Ce que nous savons de la biologie des tumeurs
La tumeur met des années à se développer, rappelez-vous Luca Quagliata, biotechnologue moléculaire à l'Université de Heidelberg en Allemagne : « L'ADN de chacun de nous reçoit quotidiennement des milliers de lésions qui sont pourtant réparées par des gènes suppresseurs de tumeurs. Si ces gènes cessent de fonctionner, ils ne réparent plus les dommages et des mutations somatiques se forment (acquises, ndlr) qui représentent un indicateur de l'inactivité des gènes « contrôleurs » : une condition qui précède le développement de tumeurs solides. C'est ce qu'on appelle l'instabilité génomique et on sait aujourd'hui qu'elle constitue, avec l'inflammation chronique, le déséquilibre du système immunitaire et de la flore bactérienne, un facteur prodromique de cancer ».
Autour de ces connaissances, un nouvel axe de recherche appelé Cancer Driver Interception s’est développé, ce qui représente la possibilité de personnaliser la prévention primaire. Tout comme nous pouvons contrôler la tension artérielle et le taux de cholestérol dans les maladies cardiovasculaires, nous pouvons aujourd'hui vérifier et surveiller les mutations qui conduisent à l'apparition de tumeurs – explique-t-il. Giuseppe Mucci, Président de Bioscience Foundation – Il s'agit d'une approche potentiellement capable d'« intercepter » l'histoire naturelle de la progression tumorale avant même l'apparition de la maladie ; approche qui nécessite naturellement des études de confirmation et de validation sur des données de grande population, mais qui gagne de plus en plus de terrain dans le domaine de l'oncologie ».

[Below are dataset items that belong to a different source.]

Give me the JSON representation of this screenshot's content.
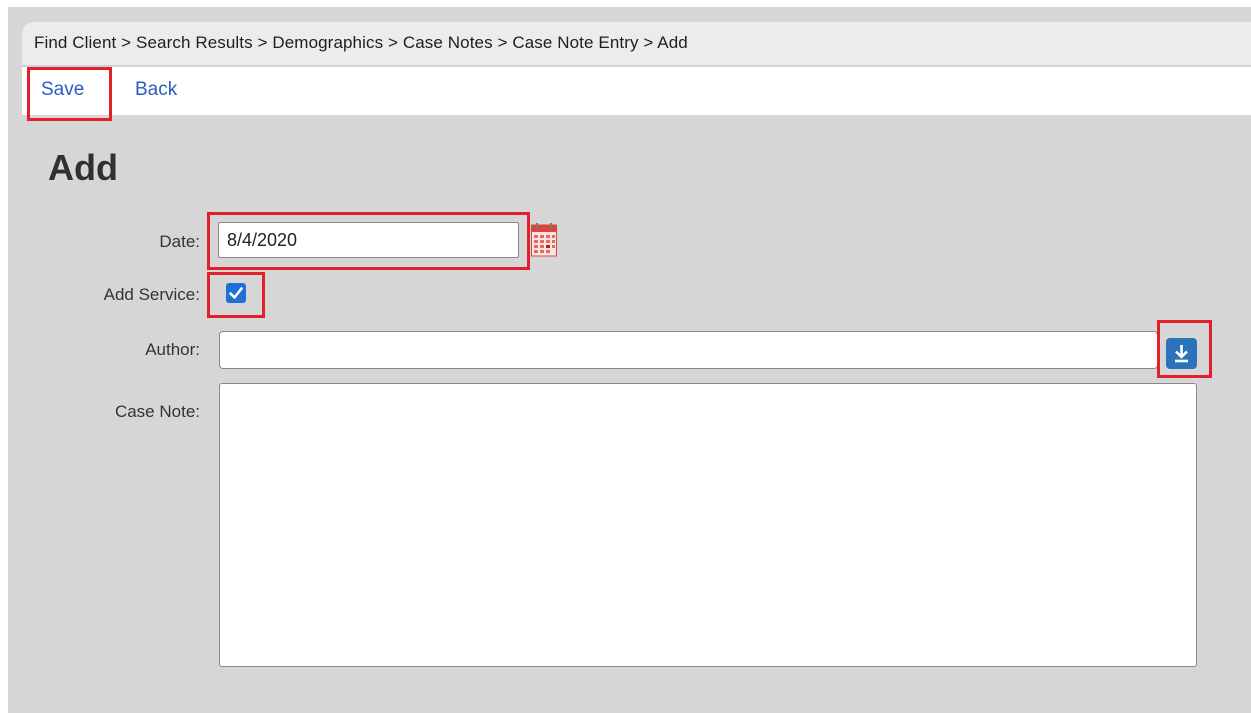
{
  "breadcrumb": "Find Client > Search Results > Demographics > Case Notes > Case Note Entry > Add",
  "toolbar": {
    "save_label": "Save",
    "back_label": "Back"
  },
  "page_title": "Add",
  "form": {
    "date": {
      "label": "Date:",
      "value": "8/4/2020"
    },
    "add_service": {
      "label": "Add Service:",
      "checked": true
    },
    "author": {
      "label": "Author:",
      "value": ""
    },
    "case_note": {
      "label": "Case Note:",
      "value": ""
    }
  },
  "icons": {
    "calendar": "calendar-icon",
    "checkmark": "checkmark-icon",
    "download": "download-arrow-icon"
  },
  "colors": {
    "highlight": "#e2202c",
    "link": "#2c5bbf",
    "checkbox": "#1f6fd6",
    "download_button": "#2a73ba",
    "panel_bg": "#d6d6d6"
  }
}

Sans laisser derrière nous ceux qui ont déjà eu un cancer
Aujourd'hui, en Italie, plus de 830 000 femmes ont reçu un diagnostic de cancer. « La plupart d'entre eux ont une excellente qualité de vie, mais trop d'anciens patients recommencent à fumer, consomment de l'alcool de manière excessive, ne pratiquent aucune activité physique – rappellent-ils. Anna Maria Mancuso de la santé des femmes et Adèle Patrini par Europa Donna Italia – En tant qu'associations de patients, nous nous engageons à sensibiliser sur ces questions, en réitérant également le rôle fondamental de la réadaptation psycho-oncologique, du retour à une vie professionnelle et émotionnelle normale, dans le but d'éviter l'apparition de rechutes. Ces actions doivent être systématisées. » Prévention primaire – conclut-il Gabriella Pravettoniprofesseur de psychologie cognitive et décisionnelle à l'Université de Milan – implique également un soutien psychologique et social, qui aide à contenir les états d'anxiété et de stress et à modifier les modes de vie ».